Haskell - How to write (.) f f = (\x -> f (f x))

Question

I need to write on a module to be run on GHCi, with a function composition to the same function. This (The classic fog(x) = f(g(x))) runs:

(.) f g = (\x -> f (g x)). 

The problem appears when I try to write it like this

(.) f f = (\x -> f (f x)).   (fof(x) = f(f(x)))

GHCi says:

"Conflicting definitions for `f'
 Bound at: Lab1.hs:27:9
           Lab1.hs:27:12"

Line 27:9 appear on the first time f and line 27:12 appear f again.

Why doesn't Haskell understand (.) f f = (\x -> f (f x))?

Answer 1

In Haskell, arguments to a function must have unique names. Using the same name for another argument is not allowed. This is because

foo x y = ...    ===    foo = (\x-> (\y-> ...))

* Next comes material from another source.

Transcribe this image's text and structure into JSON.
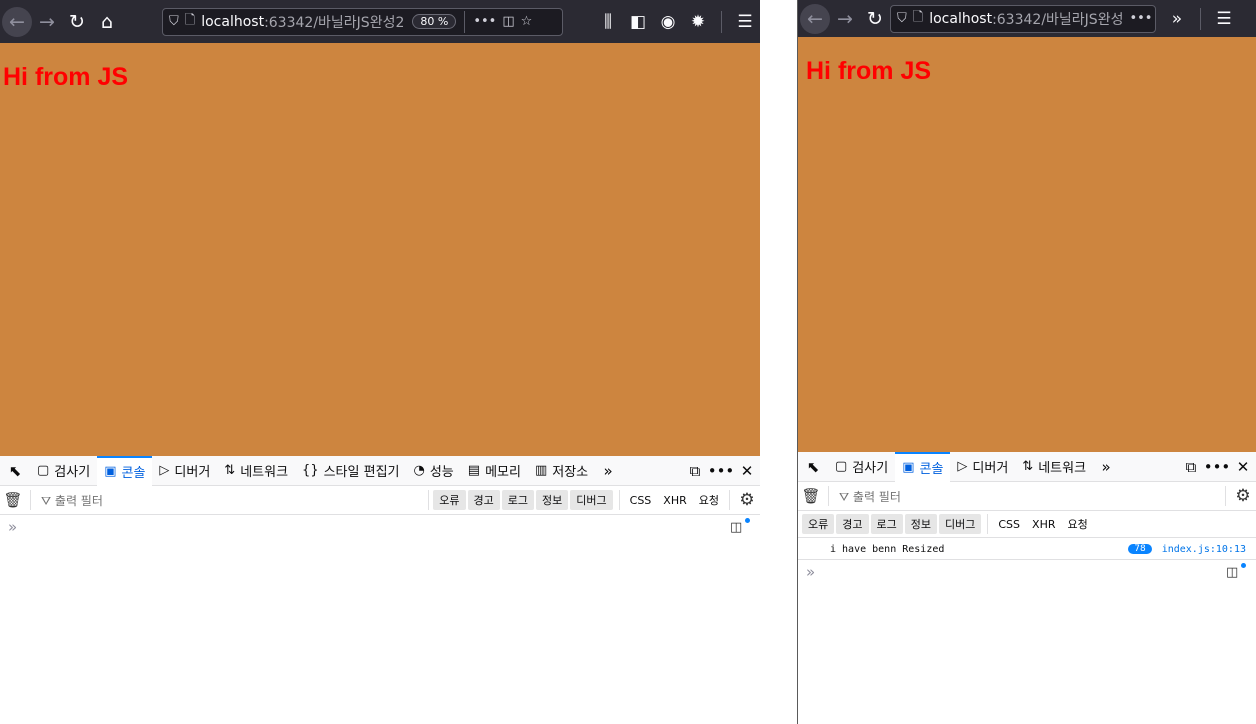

and if y where replaced with x, the second x would just shadow the first inside the ... body: there would be no way to reference the first x from there.

You can just define twice f x = f (f x):

Prelude> :t twice
twice :: (t -> t) -> t -> t
Prelude> twice (+1) 4
6

---

Alternatively, f (f x) = (.) f f x = join (.) f x:

Prelude Control.Monad> :t join (.)
join (.) :: (b -> b) -> b -> b

join is defined in Control.Monad. For functions, it holds that join g x = g x x. It is also known as W combinator.

E.g. print $ join (.) (+1) 4 prints 6.